Candles drip wax on the dark bar in a tiny, unmarked theater. Rain patters on the tin roof. Onstage, a four-piece band dressed in black and glitter plays jazz club standards blended with dark folk.
There's nothing sexy about the monster classic Frankenstein, but the scene is set to suggest otherwise in Broken Planetarium's Fertile Ground show.
Frankenstein: A Cabaret gives the gothic story a new paradigm, making the mad doctor into a modern Portland woman with suppressed desires, in search of sexual liberation.
As Frankenstein digs up graves and patches together body parts for her monster, the story is spliced with cabaret-style dances, narration from a flamboyant sea captain (co-creator Maggie Mascal) and SNL-style skits about the gentrification of Portland. And Mary Shelley (played by the very pregnant co-creator Laura Christina Dunn) explains throughout how her classic relates to society today.
The show begins in darkness, with audio recordings of women talking about their struggles with gender expectations. One voice talks about wanting to wear tight pants simply because she loves her "booty", but feeling judged for looking desperate. Another says she felt like a slut for initiating sex with her boyfriend.

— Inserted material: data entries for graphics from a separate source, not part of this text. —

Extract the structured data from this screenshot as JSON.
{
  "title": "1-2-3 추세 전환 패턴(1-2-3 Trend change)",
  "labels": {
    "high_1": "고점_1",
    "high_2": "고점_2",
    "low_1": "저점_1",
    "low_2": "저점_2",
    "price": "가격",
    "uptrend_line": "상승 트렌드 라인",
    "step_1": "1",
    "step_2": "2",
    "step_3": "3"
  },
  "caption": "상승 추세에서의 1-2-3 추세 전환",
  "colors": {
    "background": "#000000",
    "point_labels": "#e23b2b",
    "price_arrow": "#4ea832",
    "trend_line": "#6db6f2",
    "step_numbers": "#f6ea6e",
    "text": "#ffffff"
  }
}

What follows is a cabaret hosted by the sexually-liberated captain, who gets turned on by things like Dead Poet's Society references. The episodic numbers alternate between drama, comedy and dance, all accompanied by a ukulele, banjo, guitar, drum, cello and tambourine playing a dark folk soundtrack. Two actresses trade off playing Shelley's monster, wearing a only nude thong, a mask and body paint in asymmetrical blobs of green and blood red.
The show is dark, explicit, and one of the funniest treatments of gender politics you'll see outside of a comedy club (or inside). Some of the Portland in-jokes are overwrought, especially a rant about the remodelling of Southeast Division Street. But the Captain's in-your-face comedy carries, like when she jokes about Portland's love of things like bacon- and lavender-infused bourbon.
The pregnant Dunn glows with sincerity and spunk, delivering a haunting strip-tease near the beginning where she croons a chant-like song about being the master of life, not a servant. As she sings, Dunn pulls pages of a novel off her skin to reveal her pregnant belly, covered in red glitter.
Although the theme of Portland's nouveau-posh culture comes off as heavy-handed, Frankenstein both wins laughs and provokes thought about women's issues. What Broken Planetarium has crafted is a wonderfully avant-garde variety show that caters to literary nerds, female-identifying activists and anyone who likes a good mindfuck with banjo accompaniment. Amid the fun, it goads us: look on your own monstrous desires.
GO: The Steep and Thorny Way To Heaven, SE 2nd Ave., & Hawthorne Blvd.. 8 pm Wednesday, Jan. 20 & Saturday, Jan. 23, 10 pm Thursday-Friday, Jan. 21-22 and 2 pm Sunday, Jan. 24. Individual tickets sold out.